Lubrication is essential to reduce friction between the pressed compact and the rigid tool components when compacting metal powders in steel or carbide tooling. Extremely high part ejection pressures and, ultimately, seizing and excessive tool wear result without proper lubrication. In addition, the surface quality of the part is detrimentally affected. Although much work has been done with systems where the tooling itself is lubricated, these systems generally have not proved effective high-volume P/M parts production. Parts produced by isostatic compaction do no require lubrication, due to the absence of high frictional forces during this type of processing.

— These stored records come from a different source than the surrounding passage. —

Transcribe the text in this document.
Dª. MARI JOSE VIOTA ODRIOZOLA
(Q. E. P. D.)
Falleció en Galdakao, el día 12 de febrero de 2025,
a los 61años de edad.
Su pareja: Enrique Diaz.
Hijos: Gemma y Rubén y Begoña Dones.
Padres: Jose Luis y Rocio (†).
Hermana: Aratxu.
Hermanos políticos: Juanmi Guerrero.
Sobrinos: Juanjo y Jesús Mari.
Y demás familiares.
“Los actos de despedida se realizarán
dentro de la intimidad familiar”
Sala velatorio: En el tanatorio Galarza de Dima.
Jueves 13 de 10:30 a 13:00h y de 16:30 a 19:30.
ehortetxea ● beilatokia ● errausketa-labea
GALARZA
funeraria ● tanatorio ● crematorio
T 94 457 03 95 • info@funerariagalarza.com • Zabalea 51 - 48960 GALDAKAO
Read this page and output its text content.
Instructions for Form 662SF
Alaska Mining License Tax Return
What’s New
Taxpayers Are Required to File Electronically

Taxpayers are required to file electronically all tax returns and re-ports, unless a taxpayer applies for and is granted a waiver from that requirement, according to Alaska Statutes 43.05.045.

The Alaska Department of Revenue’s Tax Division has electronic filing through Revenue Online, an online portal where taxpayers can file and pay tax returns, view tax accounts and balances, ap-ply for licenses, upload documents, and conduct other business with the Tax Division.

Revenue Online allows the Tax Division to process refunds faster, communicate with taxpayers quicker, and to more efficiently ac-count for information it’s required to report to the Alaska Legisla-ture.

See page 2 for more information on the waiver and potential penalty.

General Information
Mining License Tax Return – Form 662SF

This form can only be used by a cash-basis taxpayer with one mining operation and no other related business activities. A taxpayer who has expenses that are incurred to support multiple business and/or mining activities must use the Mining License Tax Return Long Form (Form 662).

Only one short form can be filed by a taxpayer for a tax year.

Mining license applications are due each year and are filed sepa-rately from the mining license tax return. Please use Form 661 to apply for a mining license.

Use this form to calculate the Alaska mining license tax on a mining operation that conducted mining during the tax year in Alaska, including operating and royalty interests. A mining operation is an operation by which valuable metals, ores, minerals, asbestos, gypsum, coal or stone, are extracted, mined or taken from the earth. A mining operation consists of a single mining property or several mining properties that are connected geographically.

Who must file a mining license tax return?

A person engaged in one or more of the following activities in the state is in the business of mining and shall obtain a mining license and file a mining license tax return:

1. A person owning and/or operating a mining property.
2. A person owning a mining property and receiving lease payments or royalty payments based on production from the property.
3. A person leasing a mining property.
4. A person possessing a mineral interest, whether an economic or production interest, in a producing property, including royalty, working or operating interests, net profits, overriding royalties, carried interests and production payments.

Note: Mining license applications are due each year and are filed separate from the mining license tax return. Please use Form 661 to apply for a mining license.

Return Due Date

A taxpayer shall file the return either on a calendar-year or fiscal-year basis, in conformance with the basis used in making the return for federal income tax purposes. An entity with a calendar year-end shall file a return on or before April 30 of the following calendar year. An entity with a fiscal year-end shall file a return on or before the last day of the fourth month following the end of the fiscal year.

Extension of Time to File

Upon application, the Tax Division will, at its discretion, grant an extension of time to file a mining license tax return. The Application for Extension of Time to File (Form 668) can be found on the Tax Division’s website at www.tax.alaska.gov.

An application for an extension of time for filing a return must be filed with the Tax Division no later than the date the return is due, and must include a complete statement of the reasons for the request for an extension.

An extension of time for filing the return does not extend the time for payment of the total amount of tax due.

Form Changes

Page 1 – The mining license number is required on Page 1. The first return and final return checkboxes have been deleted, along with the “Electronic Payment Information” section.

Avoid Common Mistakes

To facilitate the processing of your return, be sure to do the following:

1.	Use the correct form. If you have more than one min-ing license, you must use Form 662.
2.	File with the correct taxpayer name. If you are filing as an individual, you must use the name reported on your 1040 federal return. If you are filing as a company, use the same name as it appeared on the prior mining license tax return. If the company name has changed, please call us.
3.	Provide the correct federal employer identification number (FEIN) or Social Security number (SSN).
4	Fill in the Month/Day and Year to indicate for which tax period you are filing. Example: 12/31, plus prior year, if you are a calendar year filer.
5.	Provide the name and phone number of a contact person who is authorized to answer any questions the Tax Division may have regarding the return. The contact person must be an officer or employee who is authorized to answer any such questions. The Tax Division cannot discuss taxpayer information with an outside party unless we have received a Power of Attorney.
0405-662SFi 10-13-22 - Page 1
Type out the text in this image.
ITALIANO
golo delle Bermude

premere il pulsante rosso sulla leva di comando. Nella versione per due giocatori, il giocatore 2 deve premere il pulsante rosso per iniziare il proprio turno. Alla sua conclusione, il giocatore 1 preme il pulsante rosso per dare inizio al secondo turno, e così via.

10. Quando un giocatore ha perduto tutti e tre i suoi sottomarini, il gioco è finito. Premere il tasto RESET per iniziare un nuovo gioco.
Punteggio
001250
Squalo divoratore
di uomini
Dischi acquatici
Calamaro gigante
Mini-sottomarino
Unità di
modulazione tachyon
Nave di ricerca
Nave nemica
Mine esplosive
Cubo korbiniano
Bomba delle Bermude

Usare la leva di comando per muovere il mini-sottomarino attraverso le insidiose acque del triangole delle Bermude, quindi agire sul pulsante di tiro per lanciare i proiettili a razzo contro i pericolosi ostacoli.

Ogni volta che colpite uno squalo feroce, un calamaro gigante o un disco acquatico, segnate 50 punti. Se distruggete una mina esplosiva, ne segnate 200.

Compacting grade metal powders are lubricated to facilitate part ejection from the die and to minimize die wear. Lubricants can strongly affect compacting and sintering properties of a powder. For this reason, powder producers try to optimize amount, composition, and structure of a lubricant to not only reduce friction during powder compaction, but also to protect the powder against oxidation and to obtain consistent apparent density and powder flowability, proper dimensional change during sintering, and maximum and consistent mechanical properties of the sintered parts.

Although a lubricant largely evaporates and/or decomposes in the preheating zone of a sintering furnace, its interactions and reactions with the metal powder can have critical consequences. Potential problems range from lubricant segregation, burnout, and blistering to carbonization and lubricant residue interference. Lubricant performance also depends on part density, metal powder composition, and particle size.